34 Uw handen waren niet gebonden, noch uw voeten in koperen boeien gedaan, maar gij zijt gevallen, gelijk men valt voor het aangezicht van kinderen der verkeerdheid. Toen weende het ganse volk nog meer over hem.
Paol tia kapiri, Ac nial tiana losyukeni. El misa oana misa lun sie mwet anwuki sin mwet koluk!” Na mwet uh sifilpa tung kacl.
35 Daarna kwam al het volk, om David brood te doen eten, als het nog dag was; maar David zwoer, zeggende: God doe mij zo, en doe er zo toe, indien ik voor het ondergaan der zon brood of iets smake!
In len sac nufon, mwet uh srike in oru David elan kangla kutu mongo, tuh el na orala sie wulela na ku mu, “Lela Leum God Elan sringilyuwi ngan misa nga fin kangla kutena ma meet liki fongeni!”
36 Als al het volk dit vernam, zo was het goed in hun ogen, alles, zoals de koning gedaan had, was goed in de ogen van het ganse volk.
Ke mwet uh elos liye ma inge elos insewowo kac. Aok, ma nukewa tokosra el oru, mwet uh insewowo kac.
37 En al het volk en gans Israel merkten te dienzelven dage, dat het van den koning niet was, dat men Abner, den zoon van Ner, gedood had.
Mwet lal David nukewa ac mwet Israel nukewa kalem kac lah wangin ip lal Tokosra David ke misa lal Abner.
38 Voorts zeide de koning tot zijn knechten: Weet gij niet, dat te dezen dage een vorst, ja, een grote in Israel gevallen is?

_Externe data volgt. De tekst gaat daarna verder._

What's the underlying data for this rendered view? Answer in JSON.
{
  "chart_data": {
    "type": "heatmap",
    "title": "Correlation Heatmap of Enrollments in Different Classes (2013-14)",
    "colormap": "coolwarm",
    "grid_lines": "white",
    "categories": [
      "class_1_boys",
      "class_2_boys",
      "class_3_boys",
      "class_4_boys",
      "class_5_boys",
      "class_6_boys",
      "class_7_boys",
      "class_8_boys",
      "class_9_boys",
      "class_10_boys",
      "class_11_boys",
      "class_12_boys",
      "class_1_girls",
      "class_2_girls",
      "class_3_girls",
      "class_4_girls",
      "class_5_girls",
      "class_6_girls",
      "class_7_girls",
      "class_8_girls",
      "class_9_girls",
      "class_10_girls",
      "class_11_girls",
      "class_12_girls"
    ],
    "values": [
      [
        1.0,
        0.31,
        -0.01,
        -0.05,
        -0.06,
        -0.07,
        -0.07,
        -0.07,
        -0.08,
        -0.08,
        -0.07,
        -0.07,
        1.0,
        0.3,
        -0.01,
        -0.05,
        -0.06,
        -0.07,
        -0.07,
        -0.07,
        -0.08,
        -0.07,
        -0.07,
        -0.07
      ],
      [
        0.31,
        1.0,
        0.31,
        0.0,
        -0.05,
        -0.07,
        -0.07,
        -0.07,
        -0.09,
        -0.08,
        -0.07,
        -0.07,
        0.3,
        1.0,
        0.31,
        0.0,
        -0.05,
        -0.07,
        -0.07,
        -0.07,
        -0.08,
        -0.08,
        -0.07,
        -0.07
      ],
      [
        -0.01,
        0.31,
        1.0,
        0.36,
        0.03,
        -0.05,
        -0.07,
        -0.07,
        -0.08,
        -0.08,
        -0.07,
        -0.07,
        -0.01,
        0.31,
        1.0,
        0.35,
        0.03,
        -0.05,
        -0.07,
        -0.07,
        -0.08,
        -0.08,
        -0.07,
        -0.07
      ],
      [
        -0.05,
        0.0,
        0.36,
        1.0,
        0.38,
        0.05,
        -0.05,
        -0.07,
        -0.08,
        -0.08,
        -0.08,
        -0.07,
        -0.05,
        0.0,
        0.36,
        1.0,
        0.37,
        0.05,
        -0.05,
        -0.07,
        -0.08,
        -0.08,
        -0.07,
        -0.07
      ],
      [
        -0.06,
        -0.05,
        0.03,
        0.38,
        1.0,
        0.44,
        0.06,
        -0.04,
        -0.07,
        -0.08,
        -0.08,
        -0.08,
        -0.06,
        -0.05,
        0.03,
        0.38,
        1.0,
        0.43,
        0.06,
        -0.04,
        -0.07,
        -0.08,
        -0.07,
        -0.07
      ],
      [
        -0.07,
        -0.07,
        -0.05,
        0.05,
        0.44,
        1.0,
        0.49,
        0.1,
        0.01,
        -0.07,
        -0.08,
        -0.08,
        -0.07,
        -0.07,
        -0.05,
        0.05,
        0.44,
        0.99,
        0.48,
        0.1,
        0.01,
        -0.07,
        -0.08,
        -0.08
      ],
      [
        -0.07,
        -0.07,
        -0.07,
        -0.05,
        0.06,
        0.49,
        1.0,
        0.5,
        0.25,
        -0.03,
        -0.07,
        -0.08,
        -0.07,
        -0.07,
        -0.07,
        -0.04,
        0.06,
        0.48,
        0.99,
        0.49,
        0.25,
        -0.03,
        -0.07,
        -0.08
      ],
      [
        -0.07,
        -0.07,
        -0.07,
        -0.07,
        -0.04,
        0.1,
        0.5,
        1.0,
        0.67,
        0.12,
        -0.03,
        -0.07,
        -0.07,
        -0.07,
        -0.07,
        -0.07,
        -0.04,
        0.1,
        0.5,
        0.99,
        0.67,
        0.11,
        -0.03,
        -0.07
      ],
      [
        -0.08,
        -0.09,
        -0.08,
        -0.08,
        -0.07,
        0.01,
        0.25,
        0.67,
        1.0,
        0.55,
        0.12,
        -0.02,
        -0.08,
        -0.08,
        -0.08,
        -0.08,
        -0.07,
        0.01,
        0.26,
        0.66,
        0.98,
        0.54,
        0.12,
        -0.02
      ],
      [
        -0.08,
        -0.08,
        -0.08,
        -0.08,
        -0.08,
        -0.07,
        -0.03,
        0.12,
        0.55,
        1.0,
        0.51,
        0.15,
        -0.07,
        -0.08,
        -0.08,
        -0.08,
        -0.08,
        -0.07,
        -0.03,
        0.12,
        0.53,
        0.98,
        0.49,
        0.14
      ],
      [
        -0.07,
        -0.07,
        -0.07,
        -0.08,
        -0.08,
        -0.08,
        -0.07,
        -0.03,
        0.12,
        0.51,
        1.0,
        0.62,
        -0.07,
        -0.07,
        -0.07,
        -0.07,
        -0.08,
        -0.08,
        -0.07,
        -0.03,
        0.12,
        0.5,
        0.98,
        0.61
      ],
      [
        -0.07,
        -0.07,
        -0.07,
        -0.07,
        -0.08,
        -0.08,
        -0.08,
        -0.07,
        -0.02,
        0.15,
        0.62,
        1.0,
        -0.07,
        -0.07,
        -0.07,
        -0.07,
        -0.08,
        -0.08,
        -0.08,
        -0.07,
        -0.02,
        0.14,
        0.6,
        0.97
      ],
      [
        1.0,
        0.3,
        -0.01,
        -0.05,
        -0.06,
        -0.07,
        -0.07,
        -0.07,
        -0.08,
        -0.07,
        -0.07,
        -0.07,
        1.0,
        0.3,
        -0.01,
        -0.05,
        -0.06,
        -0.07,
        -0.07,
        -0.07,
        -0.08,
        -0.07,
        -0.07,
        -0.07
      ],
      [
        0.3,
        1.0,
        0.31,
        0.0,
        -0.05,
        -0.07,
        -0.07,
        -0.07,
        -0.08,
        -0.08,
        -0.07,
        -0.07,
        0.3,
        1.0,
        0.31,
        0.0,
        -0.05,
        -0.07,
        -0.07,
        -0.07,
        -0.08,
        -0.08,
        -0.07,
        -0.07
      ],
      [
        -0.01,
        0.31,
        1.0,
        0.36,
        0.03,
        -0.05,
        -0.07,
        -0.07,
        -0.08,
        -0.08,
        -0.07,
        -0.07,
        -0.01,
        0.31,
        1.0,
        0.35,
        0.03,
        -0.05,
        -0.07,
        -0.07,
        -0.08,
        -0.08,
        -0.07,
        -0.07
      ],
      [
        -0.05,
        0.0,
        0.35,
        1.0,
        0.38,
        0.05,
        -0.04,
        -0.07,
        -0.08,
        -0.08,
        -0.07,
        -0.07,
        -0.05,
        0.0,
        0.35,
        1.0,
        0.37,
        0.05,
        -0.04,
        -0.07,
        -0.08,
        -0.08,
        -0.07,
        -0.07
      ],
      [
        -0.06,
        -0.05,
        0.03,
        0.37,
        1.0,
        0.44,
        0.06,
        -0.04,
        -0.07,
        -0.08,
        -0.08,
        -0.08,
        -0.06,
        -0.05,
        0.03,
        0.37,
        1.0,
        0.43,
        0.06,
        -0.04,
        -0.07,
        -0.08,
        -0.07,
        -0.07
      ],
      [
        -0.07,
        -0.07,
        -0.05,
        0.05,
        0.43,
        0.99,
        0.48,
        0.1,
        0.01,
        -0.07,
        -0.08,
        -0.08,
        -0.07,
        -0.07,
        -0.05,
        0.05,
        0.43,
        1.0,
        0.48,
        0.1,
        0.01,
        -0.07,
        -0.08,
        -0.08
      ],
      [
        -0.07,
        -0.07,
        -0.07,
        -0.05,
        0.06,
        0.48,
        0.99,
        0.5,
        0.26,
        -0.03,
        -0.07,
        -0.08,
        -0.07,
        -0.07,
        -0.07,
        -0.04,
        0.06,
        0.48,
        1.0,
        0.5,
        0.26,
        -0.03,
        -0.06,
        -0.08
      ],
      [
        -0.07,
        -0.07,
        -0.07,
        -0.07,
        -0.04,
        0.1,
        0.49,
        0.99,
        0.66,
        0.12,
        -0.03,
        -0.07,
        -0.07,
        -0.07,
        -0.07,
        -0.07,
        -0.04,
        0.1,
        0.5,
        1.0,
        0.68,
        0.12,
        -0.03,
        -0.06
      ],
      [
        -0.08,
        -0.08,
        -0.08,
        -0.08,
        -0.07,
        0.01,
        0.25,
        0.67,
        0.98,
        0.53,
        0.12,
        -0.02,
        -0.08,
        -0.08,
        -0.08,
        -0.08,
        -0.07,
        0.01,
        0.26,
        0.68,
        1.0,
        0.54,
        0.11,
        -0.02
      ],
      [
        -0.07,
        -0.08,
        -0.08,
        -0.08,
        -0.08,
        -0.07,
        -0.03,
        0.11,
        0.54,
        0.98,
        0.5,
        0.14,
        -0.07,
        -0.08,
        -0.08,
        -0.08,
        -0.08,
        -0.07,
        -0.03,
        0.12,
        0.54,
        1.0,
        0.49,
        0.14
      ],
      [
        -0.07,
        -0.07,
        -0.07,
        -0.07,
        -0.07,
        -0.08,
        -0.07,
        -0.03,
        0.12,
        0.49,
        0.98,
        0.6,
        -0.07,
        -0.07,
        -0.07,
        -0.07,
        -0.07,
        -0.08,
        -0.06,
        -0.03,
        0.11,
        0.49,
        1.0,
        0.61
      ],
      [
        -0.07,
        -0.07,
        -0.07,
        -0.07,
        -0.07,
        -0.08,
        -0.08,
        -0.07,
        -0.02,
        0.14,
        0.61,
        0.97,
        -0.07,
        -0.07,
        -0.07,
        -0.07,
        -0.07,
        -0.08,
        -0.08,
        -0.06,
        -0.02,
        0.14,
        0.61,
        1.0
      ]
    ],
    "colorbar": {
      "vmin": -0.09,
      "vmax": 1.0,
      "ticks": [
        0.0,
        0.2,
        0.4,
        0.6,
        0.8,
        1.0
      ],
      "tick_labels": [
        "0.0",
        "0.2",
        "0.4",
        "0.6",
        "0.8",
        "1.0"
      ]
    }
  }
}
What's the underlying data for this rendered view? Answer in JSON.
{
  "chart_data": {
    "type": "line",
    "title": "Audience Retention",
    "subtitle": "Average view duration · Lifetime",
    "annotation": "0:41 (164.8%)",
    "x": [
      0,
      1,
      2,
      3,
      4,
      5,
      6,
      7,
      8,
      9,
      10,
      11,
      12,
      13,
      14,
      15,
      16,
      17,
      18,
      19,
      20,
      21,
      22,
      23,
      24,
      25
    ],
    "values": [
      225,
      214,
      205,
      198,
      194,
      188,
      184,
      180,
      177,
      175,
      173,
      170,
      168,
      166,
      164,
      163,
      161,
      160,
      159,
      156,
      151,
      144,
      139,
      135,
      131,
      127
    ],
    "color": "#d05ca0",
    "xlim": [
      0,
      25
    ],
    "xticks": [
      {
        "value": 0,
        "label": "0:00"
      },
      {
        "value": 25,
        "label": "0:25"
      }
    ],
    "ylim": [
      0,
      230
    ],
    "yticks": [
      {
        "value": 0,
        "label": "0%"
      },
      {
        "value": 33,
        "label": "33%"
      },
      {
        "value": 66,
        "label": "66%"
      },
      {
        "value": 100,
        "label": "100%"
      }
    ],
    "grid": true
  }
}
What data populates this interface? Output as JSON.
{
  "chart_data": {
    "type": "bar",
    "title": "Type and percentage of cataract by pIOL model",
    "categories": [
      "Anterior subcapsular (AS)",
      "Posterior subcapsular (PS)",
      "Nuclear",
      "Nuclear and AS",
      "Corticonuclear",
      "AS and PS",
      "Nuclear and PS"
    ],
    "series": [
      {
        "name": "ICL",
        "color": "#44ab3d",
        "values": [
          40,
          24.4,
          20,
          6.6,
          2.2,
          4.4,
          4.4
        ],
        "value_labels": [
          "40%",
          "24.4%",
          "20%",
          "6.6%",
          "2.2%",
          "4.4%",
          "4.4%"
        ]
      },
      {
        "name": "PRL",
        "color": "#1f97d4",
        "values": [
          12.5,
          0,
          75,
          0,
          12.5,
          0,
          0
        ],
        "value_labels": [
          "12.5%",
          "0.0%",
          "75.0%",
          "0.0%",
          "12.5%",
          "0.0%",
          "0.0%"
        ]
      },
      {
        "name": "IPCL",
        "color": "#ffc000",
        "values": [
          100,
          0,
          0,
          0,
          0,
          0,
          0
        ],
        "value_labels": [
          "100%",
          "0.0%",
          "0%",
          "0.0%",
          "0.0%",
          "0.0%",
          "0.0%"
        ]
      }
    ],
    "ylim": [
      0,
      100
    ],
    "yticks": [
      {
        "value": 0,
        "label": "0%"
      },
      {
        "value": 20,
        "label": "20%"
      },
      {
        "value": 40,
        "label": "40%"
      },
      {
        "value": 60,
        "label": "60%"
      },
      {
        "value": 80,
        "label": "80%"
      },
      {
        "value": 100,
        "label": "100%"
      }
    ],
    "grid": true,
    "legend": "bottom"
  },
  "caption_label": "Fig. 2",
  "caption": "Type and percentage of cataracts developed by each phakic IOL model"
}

Ac tokosra el fahk nu sin mwet pwapa lal, “Mea, kowos tia akilen lah sie mwet kol fulat lun Israel el misa misenge?
39 Maar ik ben heden teder, en gezalfd ten koning, en deze mannen, de zonen van Zeruja, zijn harder dan ik; de HEERE zal den boosdoener vergelden naar zijn boosheid.
Nga finne tokosra su sulosolla sin Leum God, tuh nga pulakin munas misenge. Wen ekasr natul Zeruiah inge upala lokoalok lalos in nunak luk. Lela LEUM GOD Elan kalyaelos fal nu ke orekma koluk elos oru inge!”